Миф машины - [114]
В идеале, обслуживающий персонал мегамашины должен состоять из людей безбрачных, лишенных всякой семейной ответственности, общинных связей и просто человеческих привязанностей; подобный вынужденный целибат и сегодня существует в армии, в монастырях и тюрьмах. Другое название такого разделения труда, когда оно превращается в одиночное заключение с целью выполнения одного-единственного задания в течение всей жизни, — расчленение человека.
Порядок, навязывавшийся мегамашиной, со временем проник и в область местных ремесел, превратив их в полурабский труд, ограничивающий рамки жизни; ибо в ремесленной работе не остается ничего живого, когда, например, в изготовлении простого копья участвуют семь специалистов, выполняющие семь раздельных операций.
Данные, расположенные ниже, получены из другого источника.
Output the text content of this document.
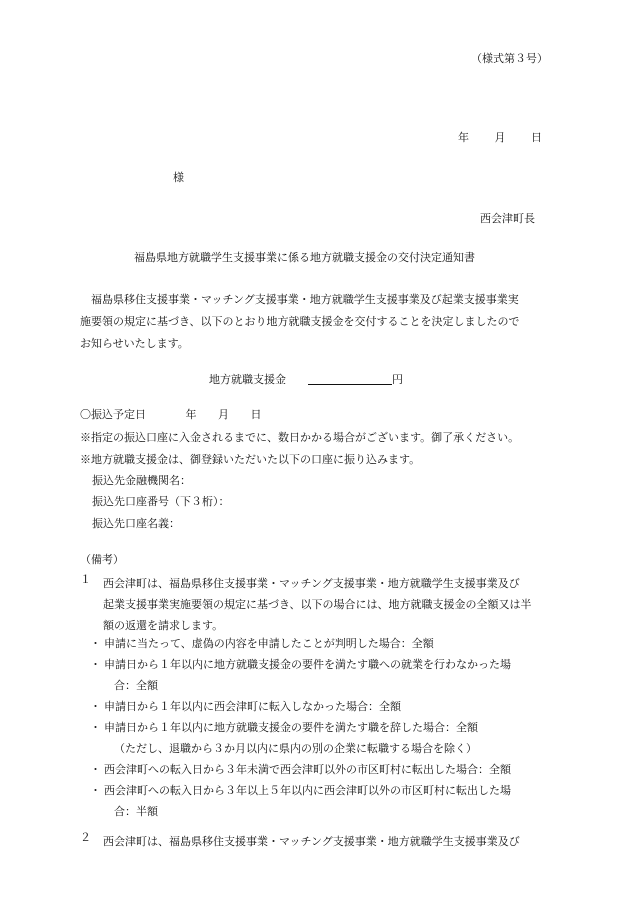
（様式第３号）
年 月 日
様
西会津町長
福島県地方就職学生支援事業に係る地方就職支援金の交付決定通知書

福島県移住支援事業・マッチング支援事業・地方就職学生支援事業及び起業支援事業実

施要領の規定に基づき、以下のとおり地方就職支援金を交付することを決定しましたので

お知らせいたします。

地方就職支援金	円
〇振込予定日	年 月 日
※指定の振込口座に入金されるまでに、数日かかる場合がございます。御了承ください。
※地方就職支援金は、御登録いただいた以下の口座に振り込みます。
振込先金融機関名：
振込先口座番号（下３桁）：
振込先口座名義：
（備考）
１ 西会津町は、福島県移住支援事業・マッチング支援事業・地方就職学生支援事業及び
起業支援事業実施要領の規定に基づき、以下の場合には、地方就職支援金の全額又は半
額の返還を請求します。
・ 申請に当たって、虚偽の内容を申請したことが判明した場合：全額
・ 申請日から１年以内に地方就職支援金の要件を満たす職への就業を行わなかった場
合：全額
・ 申請日から１年以内に西会津町に転入しなかった場合：全額
・ 申請日から１年以内に地方就職支援金の要件を満たす職を辞した場合：全額
（ただし、退職から３か月以内に県内の別の企業に転職する場合を除く）
・ 西会津町への転入日から３年未満で西会津町以外の市区町村に転出した場合：全額
・ 西会津町への転入日から３年以上５年以内に西会津町以外の市区町村に転出した場
合：半額
２ 西会津町は、福島県移住支援事業・マッチング支援事業・地方就職学生支援事業及び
Ощущение, что всякая работа наносит ущерб человеческому духу, перешло незаметно от мегамашины на любой другой ручной труд.
Почему этот «цивилизованный» технический комплекс всегда рассматривался как безусловный триумф, и почему человеческий род терпит его так долго, — навсегда останется одной из загадок истории.
Следовательно, цивилизованное общество делилось, грубо говоря, на два класса: большинство, приговоренное пожизненно к тяжелому труду и работавшее не только ради того, чтобы хоть как-то прокормиться, но и ради излишка, который выходил за рамки семейных или общинных нужд, — и «знатное» меньшинство, презиравшее ручной труд в любой его форме и посвящавшее жизнь целиком утонченным «упражнениям в праздности», как сардонически выразился Торстейн Веблен. Часть произведенного излишка, надо признать, шла на поддержание общественных работ, приносивших пользу всем слоям общества; однако львиная доля расходилась по частным карманам богачей, любивших окружать себя материальной роскошью, и позволяла им содержать несчетную армию слуг и вассалов, наложниц и любовниц. Однако в большинстве обществ, пожалуй, наибольшая часть излишка уходила на прокорм, Вооружение и полное снаряжение военной мегамашины.
Общественная пирамида, установленная в эпоху пирамид в землях «плодородного полумесяца», продолжала служить моделью любого цивилизованного общества еще много веков после того, как строительство этих геометрических усыпальниц вышло из моды. На вершине стояло меньшинство, лопавшееся от гордости и власти, возглавлявшееся царем и его вельможами, знатью, военачальниками и жрецами. Главным общественным обязательством этого меньшинства было управление мегамашиной, служившей благосостоянию (или дурносостоянию) общества. Единственным бременем — «обязанность потребления». В этом отношении древнейшие правители выступали прототипами нынешней элиты, задающей стиль и вкус в моде в нашем чрезмерно механизированном массовом обществе.
Исторические свидетельства начинаются в эпоху, когда уже твердо устанавливается эта пирамида цивилизации, с ее разделением на сословия и широким основанием из рабочих, придавленных грузом вершины. А поскольку подобное разделение сохранялось вплоть до нашего времени (а в некоторых странах, вроде Индии, даже ужесточилось, превратившись в неприкосновенную систему наследственных каст), то его нередко принимали за естественный порядок вещей. Но мы должны задаться вопросом: как возникла такая система, и на каких мнимых основаниях разума или справедливости она столь долгое время просуществовала, — ведь неравенство статуса, пусть оно укоренилось в законе и собственности, может лишь случайно совпадать с неравенством природных способностей, ибо с каждым новым поколением в биологическом наследии людей происходят значительные изменения.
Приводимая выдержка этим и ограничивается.